ECLI:NL:RBNHO:2022:11513
Rechtbank Noord-Holland
- Verstek
- Rechtspraak.nl
Toetsing van (pre)contractuele informatieplichten in consumentenovereenkomsten
In deze zaak heeft de kantonrechter van de Rechtbank Noord-Holland op 14 december 2022 een verstekvonnis gewezen in een geschil tussen de vennootschap Coeo Securitisation Limited, gevestigd te Dublin, en een gedaagde partij die niet is verschenen. De eisende partij heeft de gedaagde partij gedagvaard, maar de kantonrechter heeft geoordeeld dat de eisende partij niet voldoende heeft aangetoond dat zij heeft voldaan aan de wettelijke (pre)contractuele informatieplichten die voortvloeien uit Boek 6, titel 5, afdeling 2B van het Burgerlijk Wetboek. Deze informatieplichten zijn van belang ter bescherming van de consument bij het sluiten van overeenkomsten.
De kantonrechter heeft vastgesteld dat de eisende partij niet expliciet en duidelijk heeft aangegeven welke informatie uit de relevante artikelen van het Burgerlijk Wetboek op welke manier is verstrekt aan de gedaagde partij. Dit gebrek aan onderbouwing heeft geleid tot de conclusie dat de vordering van de eisende partij moet worden afgewezen.
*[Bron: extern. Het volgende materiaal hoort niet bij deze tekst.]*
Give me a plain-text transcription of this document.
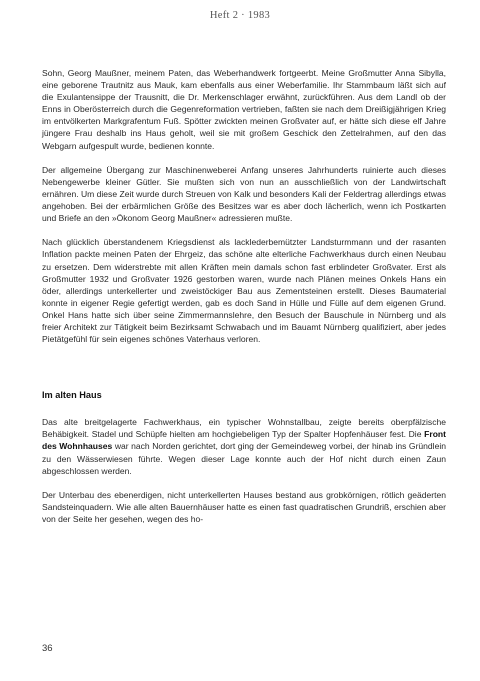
Heft 2 · 1983

Sohn, Georg Maußner, meinem Paten, das Weberhandwerk fortgeerbt. Meine Großmutter Anna Sibylla, eine geborene Trautnitz aus Mauk, kam ebenfalls aus einer Weberfamilie. Ihr Stammbaum läßt sich auf die Exulantensippe der Trausnitt, die Dr. Merkenschlager erwähnt, zurückführen. Aus dem Landl ob der Enns in Oberösterreich durch die Gegenreformation vertrieben, faßten sie nach dem Dreißigjährigen Krieg im entvölkerten Markgrafentum Fuß. Spötter zwickten meinen Großvater auf, er hätte sich diese elf Jahre jüngere Frau deshalb ins Haus geholt, weil sie mit großem Geschick den Zettelrahmen, auf den das Webgarn aufgespult wurde, bedienen konnte.

Der allgemeine Übergang zur Maschinenweberei Anfang unseres Jahrhunderts ruinierte auch dieses Nebengewerbe kleiner Gütler. Sie mußten sich von nun an ausschließlich von der Landwirtschaft ernähren. Um diese Zeit wurde durch Streuen von Kalk und besonders Kali der Feldertrag allerdings etwas angehoben. Bei der erbärmlichen Größe des Besitzes war es aber doch lächerlich, wenn ich Postkarten und Briefe an den »Ökonom Georg Maußner« adressieren mußte.

Nach glücklich überstandenem Kriegsdienst als lacklederbemützter Landsturmmann und der rasanten Inflation packte meinen Paten der Ehrgeiz, das schöne alte elterliche Fachwerkhaus durch einen Neubau zu ersetzen. Dem widerstrebte mit allen Kräften mein damals schon fast erblindeter Großvater. Erst als Großmutter 1932 und Großvater 1926 gestorben waren, wurde nach Plänen meines Onkels Hans ein öder, allerdings unterkellerter und zweistöckiger Bau aus Zementsteinen erstellt. Dieses Baumaterial konnte in eigener Regie gefertigt werden, gab es doch Sand in Hülle und Fülle auf dem eigenen Grund. Onkel Hans hatte sich über seine Zimmermannslehre, den Besuch der Bauschule in Nürnberg und als freier Architekt zur Tätigkeit beim Bezirksamt Schwabach und im Bauamt Nürnberg qualifiziert, aber jedes Pietätgefühl für sein eigenes schönes Vaterhaus verloren.

Im alten Haus

Das alte breitgelagerte Fachwerkhaus, ein typischer Wohnstallbau, zeigte bereits oberpfälzische Behäbigkeit. Stadel und Schüpfe hielten am hochgiebeligen Typ der Spalter Hopfenhäuser fest. Die Front des Wohnhauses war nach Norden gerichtet, dort ging der Gemeindeweg vorbei, der hinab ins Gründlein zu den Wässerwiesen führte. Wegen dieser Lage konnte auch der Hof nicht durch einen Zaun abgeschlossen werden.

Der Unterbau des ebenerdigen, nicht unterkellerten Hauses bestand aus grobkörnigen, rötlich geäderten Sandsteinquadern. Wie alle alten Bauernhäuser hatte es einen fast quadratischen Grundriß, erschien aber von der Seite her gesehen, wegen des ho-

36
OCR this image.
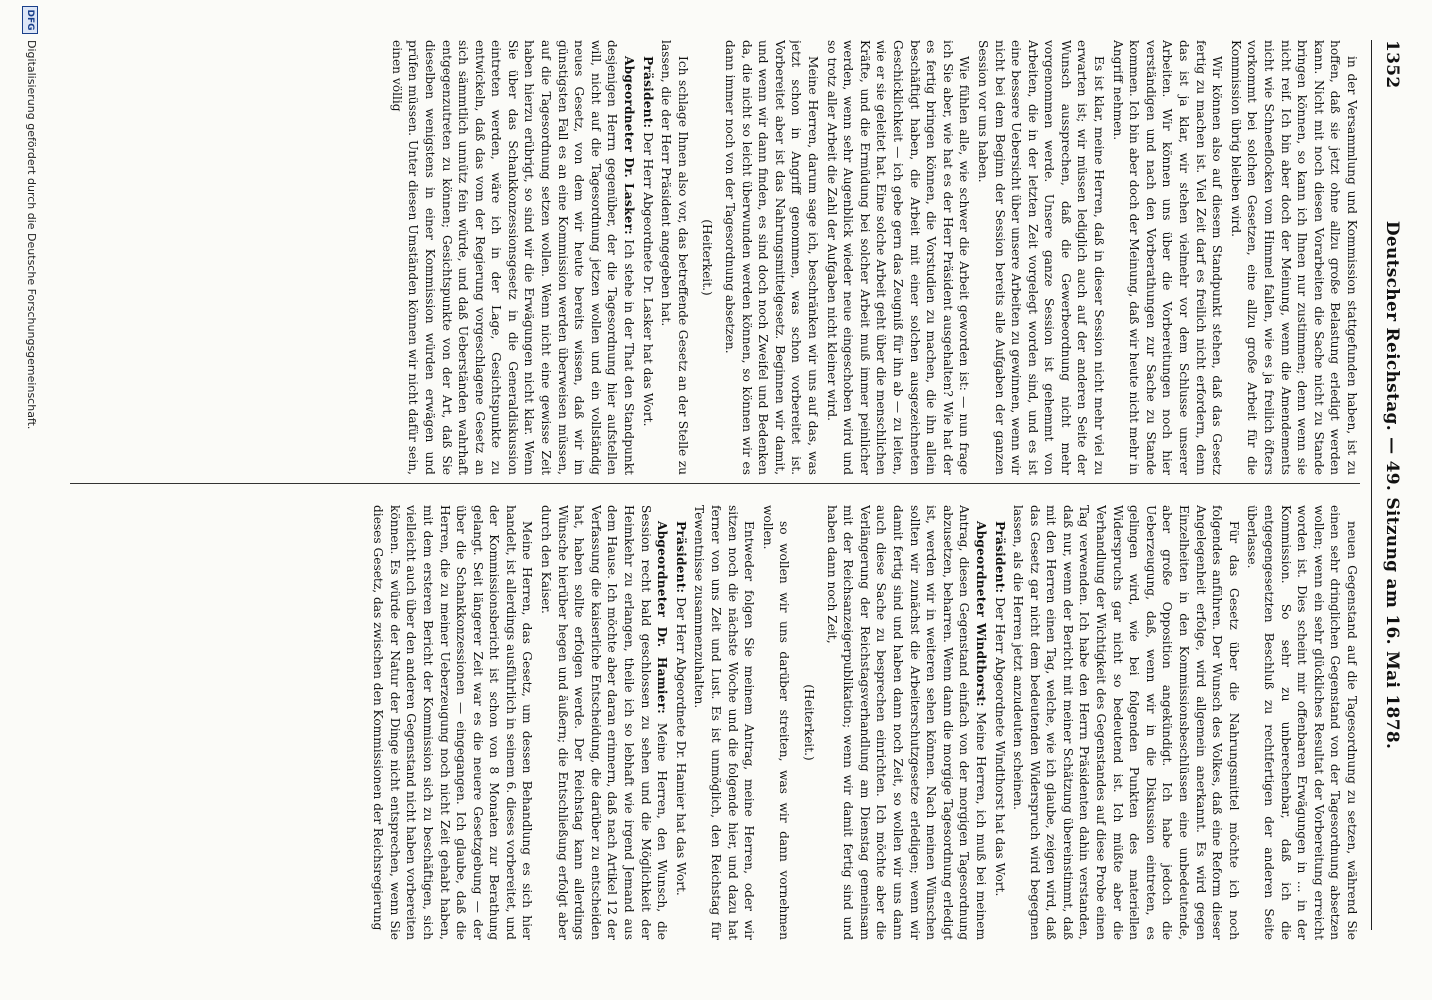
1352
Deutscher Reichstag. — 49. Sitzung am 16. Mai 1878.

in der Versammlung und Kommission stattgefunden haben, ist zu hoffen, daß sie jetzt ohne allzu große Belastung erledigt werden kann. Nicht mit noch diesen Vorarbeiten die Sache nicht zu Stande bringen können, so kann ich Ihnen nur zustimmen; denn wenn sie nicht reif. Ich bin aber doch der Meinung, wenn die Amendements nicht wie Schneeflocken vom Himmel fallen, wie es ja freilich öfters vorkommt bei solchen Gesetzen, eine allzu große Arbeit für die Kommission übrig bleiben wird.

Wir können also auf diesem Standpunkt stehen, daß das Gesetz fertig zu machen ist. Viel Zeit darf es freilich nicht erfordern, denn das ist ja klar, wir stehen vielmehr vor dem Schlusse unserer Arbeiten. Wir können uns über die Vorbereitungen noch hier verständigen und nach den Vorberathungen zur Sache zu Stande kommen. Ich bin aber doch der Meinung, daß wir heute nicht mehr in Angriff nehmen.

Es ist klar, meine Herren, daß in dieser Session nicht mehr viel zu erwarten ist; wir müssen lediglich auch auf der anderen Seite der Wunsch aussprechen, daß die Gewerbeordnung nicht mehr vorgenommen werde. Unsere ganze Session ist gehemmt von Arbeiten, die in der letzten Zeit vorgelegt worden sind, und es ist eine bessere Uebersicht über unsere Arbeiten zu gewinnen, wenn wir nicht bei dem Beginn der Session bereits alle Aufgaben der ganzen Session vor uns haben.

Wie fühlen alle, wie schwer die Arbeit geworden ist: — nun frage ich Sie aber, wie hat es der Herr Präsident ausgehalten? Wie hat der es fertig bringen können, die Vorstudien zu machen, die ihn allein beschäftigt haben, die Arbeit mit einer solchen ausgezeichneten Geschicklichkeit — ich gebe gern das Zeugniß für ihn ab — zu leiten, wie er sie geleitet hat. Eine solche Arbeit geht über die menschlichen Kräfte, und die Ermüdung bei solcher Arbeit muß immer peinlicher werden, wenn sehr Augenblick wieder neue eingeschoben wird und so trotz aller Arbeit die Zahl der Aufgaben nicht kleiner wird.

Meine Herren, darum sage ich, beschränken wir uns auf das, was jetzt schon in Angriff genommen, was schon vorbereitet ist. Vorbereitet aber ist das Nahrungsmittelgesetz. Beginnen wir damit, und wenn wir dann finden, es sind doch noch Zweifel und Bedenken da, die nicht so leicht überwunden werden können, so können wir es dann immer noch von der Tagesordnung absetzen.

(Heiterkeit.)

Ich schlage Ihnen also vor, das betreffende Gesetz an der Stelle zu lassen, die der Herr Präsident angegeben hat.

Präsident: Der Herr Abgeordnete Dr. Lasker hat das Wort.

Abgeordneter Dr. Lasker: Ich stehe in der That den Standpunkt desjenigen Herrn gegenüber, der die Tagesordnung hier aufstellen will, nicht auf die Tagesordnung jetzen wollen und ein vollständig neues Gesetz, von dem wir heute bereits wissen, daß wir im günstigsten Fall es an eine Kommission werden überweisen müssen, auf die Tagesordnung setzen wollen. Wenn nicht eine gewisse Zeit haben hierzu erübrigt, so sind wir die Erwägungen nicht klar. Wenn Sie über das Schankkonzessionsgesetz in die Generaldiskussion eintreten werden, wäre ich in der Lage, Gesichtspunkte zu entwickeln, daß das vom der Regierung vorgeschlagene Gesetz an sich sämmtlich unnütz fein würde, und daß Ueberständen wahrhaft entgegenzutreten zu können; Gesichtspunkte von der Art, daß Sie dieselben wenigstens in einer Kommission würden erwägen und prüfen müssen. Unter diesen Umständen können wir nicht dafür sein, einen völlig

neuen Gegenstand auf die Tagesordnung zu setzen, während Sie einen sehr dringlichen Gegenstand von der Tagesordnung absetzen wollen; wenn ein sehr glückliches Resultat der Vorbereitung erreicht worden ist. Dies scheint mir offenbaren Erwägungen in ... in der Kommission. So sehr zu unberechenbar, daß ich die entgegengesetzten Beschluß zu rechtfertigen der anderen Seite überlasse.

Für das Gesetz über die Nahrungsmittel möchte ich noch folgendes anführen. Der Wunsch des Volkes, daß eine Reform dieser Angelegenheit erfolge, wird allgemein anerkannt. Es wird gegen Einzelheiten in den Kommissionsbeschlüssen eine unbedeutende, aber große Opposition angekündigt. Ich habe jedoch die Ueberzeugung, daß, wenn wir in die Diskussion eintreten, es gelingen wird, wie bei folgenden Punkten des materiellen Widerspruchs gar nicht so bedeutend ist. Ich müßte aber die Verhandlung der Wichtigkeit des Gegenstandes auf diese Probe einen Tag verwenden. Ich habe den Herrn Präsidenten dahin verstanden, daß nur, wenn der Bericht mit meiner Schätzung übereinstimmt, daß mit den Herren einen Tag, welche, wie ich glaube, zeigen wird, daß das Gesetz gar nicht dem bedeutenden Widerspruch wird begegnen lassen, als die Herren jetzt anzudeuten scheinen.

Präsident: Der Herr Abgeordnete Windthorst hat das Wort.

Abgeordneter Windthorst: Meine Herren, ich muß bei meinem Antrag, diesen Gegenstand einfach von der morgigen Tagesordnung abzusetzen, beharren. Wenn dann die morgige Tagesordnung erledigt ist, werden wir in weiteren sehen können. Nach meinen Wünschen sollten wir zunächst die Arbeiterschutzgesetze erledigen; wenn wir damit fertig sind und haben dann noch Zeit, so wollen wir uns dann auch diese Sache zu besprechen einrichten. Ich möchte aber die Verlängerung der Reichstagsverhandlung am Dienstag gemeinsam mit der Reichsanzeigerpublikation; wenn wir damit fertig sind und haben dann noch Zeit,

(Heiterkeit.)

so wollen wir uns darüber streiten, was wir dann vornehmen wollen.

Entweder folgen Sie meinem Antrag, meine Herren, oder wir sitzen noch die nächste Woche und die folgende hier, und dazu hat ferner von uns Zeit und Lust. Es ist unmöglich, den Reichstag für Tewentnisse zusammenzuhalten.

Präsident: Der Herr Abgeordnete Dr. Hamier hat das Wort.

Abgeordneter Dr. Hamier: Meine Herren, den Wunsch, die Session recht bald geschlossen zu sehen und die Möglichkeit der Heimkehr zu erlangen, theile ich so lebhaft wie irgend Jemand aus dem Hause. Ich möchte aber daran erinnern, daß nach Artikel 12 der Verfassung die kaiserliche Entscheidung, die darüber zu entscheiden hat, haben sollte erfolgen werde. Der Reichstag kann allerdings Wünsche hierüber hegen und äußern; die Entschließung erfolgt aber durch den Kaiser.

Meine Herren, das Gesetz, um dessen Behandlung es sich hier handelt, ist allerdings ausführlich in seinem 6. dieses vorbereitet, und der Kommissionsbericht ist schon von 8 Monaten zur Berathung gelangt. Seit längerer Zeit war es die neuere Gesetzgebung — der über die Schankkonzessionen — eingegangen. Ich glaube, daß die Herren, die zu meiner Ueberzeugung noch nicht Zeit gehabt haben, mit dem ersteren Bericht der Kommission sich zu beschäftigen, sich vielleicht auch über den anderen Gegenstand nicht haben vorbereiten können. Es würde der Natur der Dinge nicht entsprechen, wenn Sie dieses Gesetz, das zwischen den Kommissionen der Reichsregierung

DFG
Digitalisierung gefördert durch die Deutsche Forschungsgemeinschaft.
De kantonrechter heeft daarbij verwezen naar eerdere rechtspraak, waaronder een vonnis van de rechtbank Noord-Holland van 26 oktober 2022, waarin soortgelijke tekortkomingen zijn vastgesteld.
De beslissing van de kantonrechter houdt in dat de eisende partij de proceskosten moet vergoeden, die zijn vastgesteld op nihil voor de gedaagde partij, aangezien deze niet is verschenen. De kantonrechter heeft de vordering afgewezen en de eisende partij niet in de gelegenheid gesteld om haar vordering alsnog nader toe te lichten, conform het Landelijk procesreglement voor rolzaken kanton.